USI CIVICI: “UNA SENTENZA CHE RISTABILISCE LA GERARCHIA DEL DIRITTO”

“Siamo stati sempre un argine contro quello che appare come un sistema volto a trattare i beni della collettività come merce da svendere, nonostante la natura inalienabile del patrimonio comune. Oggi, la sentenza emessa a luglio numero 24 del  2025 dal Commissario agli Usi Civici, il Dott. Antonio Perinelli, non è solo una vittoria legale: rappresenta la conferma di come le istanze sollevate nel tempo si poggino su basi concrete. La decisione del Commissario, nel ristabilire la gerarchia del diritto, segnala la necessità di fare chiarezza su una gestione del territorio che ha sollevato pesanti interrogativi per anni.

La verità che emerge non sembra essere una scoperta recente, poiché gli elementi documentali che parrebbero definitivi risulterebbero essere sempre stati agli atti. Già nel 2023 questo presunto cortocircuito istituzionale era stato segnalato con un esposto indirizzato al Tribunale, al Ministero della Giustizia, al CSM e Istituzioni varie dall’associazione “Tesori del Circeo”, da me presieduta. L’intenzione è sempre stata quella di risolvere i problemi dei cittadini e sanare situazioni pregresse: non si tratta certamente di premiare l’abusivismo, ma di ritenere necessario dare risposte concrete a chi è rimasto intrappolato in questo limbo normativo.

In questo contesto, si è generato un paradosso sociale ed economico inaccettabile. Da un lato, ai cittadini è stato impedito di vendere privatamente i propri beni per sanare i debiti proprio a causa di quei vincoli; dall’altro, parrebbe che il Tribunale procedesse comunque a svendere quegli stessi immobili all’asta a prezzi ampiamente al di sotto del valore di mercato. Il risultato è una duplice ingiustizia: il cittadino perde la casa ma rimane comunque gravato dai debiti, poiché il ricavato dell’asta non è sufficiente a estinguerli, mentre chi acquista si troverebbe nelle condizioni di rivendere a prezzi triplicati, realizzando una presunta speculazione sulle spalle della collettività.

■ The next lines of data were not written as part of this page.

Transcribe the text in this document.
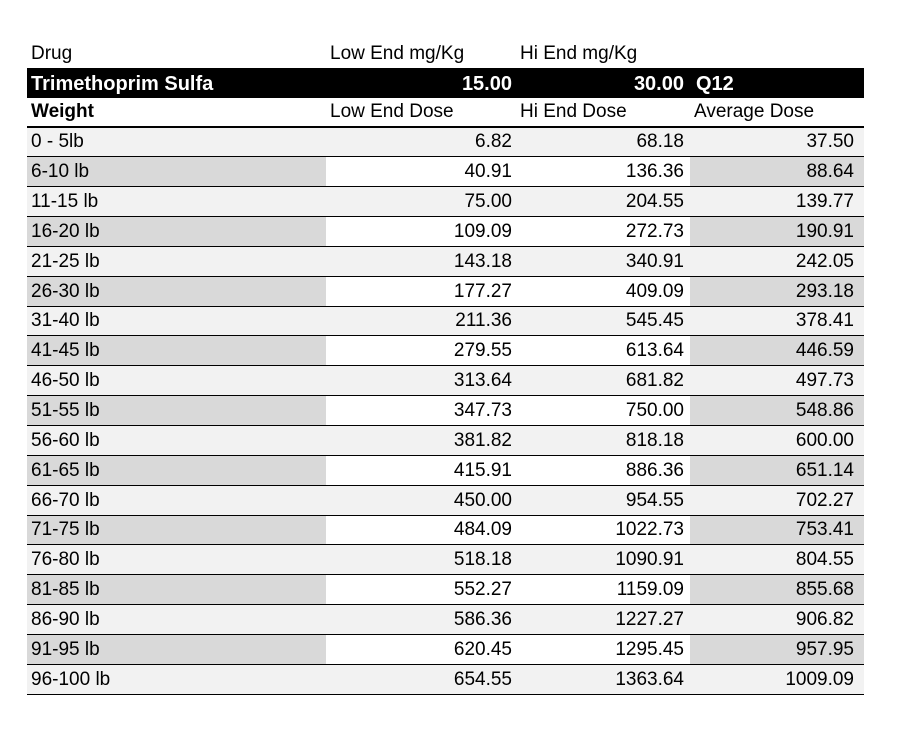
Drug	Low End mg/Kg	Hi End mg/Kg
Trimethoprim Sulfa	15.00	30.00 Q12
Weight	Low End Dose	Hi End Dose	Average Dose
0 - 5lb	6.82	68.18	37.50
6-10 lb	40.91	136.36	88.64
11-15 lb	75.00	204.55	139.77
16-20 lb	109.09	272.73	190.91
21-25 lb	143.18	340.91	242.05
26-30 lb	177.27	409.09	293.18
31-40 lb	211.36	545.45	378.41
41-45 lb	279.55	613.64	446.59
46-50 lb	313.64	681.82	497.73
51-55 lb	347.73	750.00	548.86
56-60 lb	381.82	818.18	600.00
61-65 lb	415.91	886.36	651.14
66-70 lb	450.00	954.55	702.27
71-75 lb	484.09	1022.73	753.41
76-80 lb	518.18	1090.91	804.55
81-85 lb	552.27	1159.09	855.68
86-90 lb	586.36	1227.27	906.82
91-95 lb	620.45	1295.45	957.95
96-100 lb	654.55	1363.64	1009.09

Risulterebbe inoltre essere stata forzata l’applicazione di un orientamento del Consiglio di Stato che ammetterebbe l’eventuale vendita di terreni che hanno conservato la loro destinazione agricola o pastorale  ma solo se privi di fabbricati. Ignorare la presenza di costruzioni abusive per procedere comunque con le vendite coatte parrebbe dunque una forzatura normativa che ha colpito duramente il tessuto sociale.

La sentenza solleva questioni che parrebbero non più eludibili, inclusa la necessità di fare luce sulle modalità di formazione dei magistrati dell’esecuzione e sulla loro permanenza nello stesso ruolo per periodi prolungati. Si avverte inoltre l’esigenza di una maggiore trasparenza sui criteri di assegnazione degli incarichi che ruotano attorno al mondo delle esecuzioni, affinché venga garantita l’effettiva applicazione del principio di rotazione e l’assenza di potenziali conflitti d’interesse.

Ora la strada appare finalmente tracciata. Si chiede di valutare l’annullamento di tutte le vendite giudiziarie che risulterebbero illegittime. Il Comune dovrebbe intervenire per la reintegra dei beni a favore della cittadinanza e ci si auspica che le autorità competenti analizzino come sia stato possibile che elementi documentali presenti da anni non abbiano impedito tale situazione. La sentenza del Commissario è la bussola: la verità dei fatti sembra ora trovare una necessaria traduzione in giustizia”.

Così, in una nota, Francesca Alessandra Capponi (“Tesori del Circeo” e “Comitato Argine”).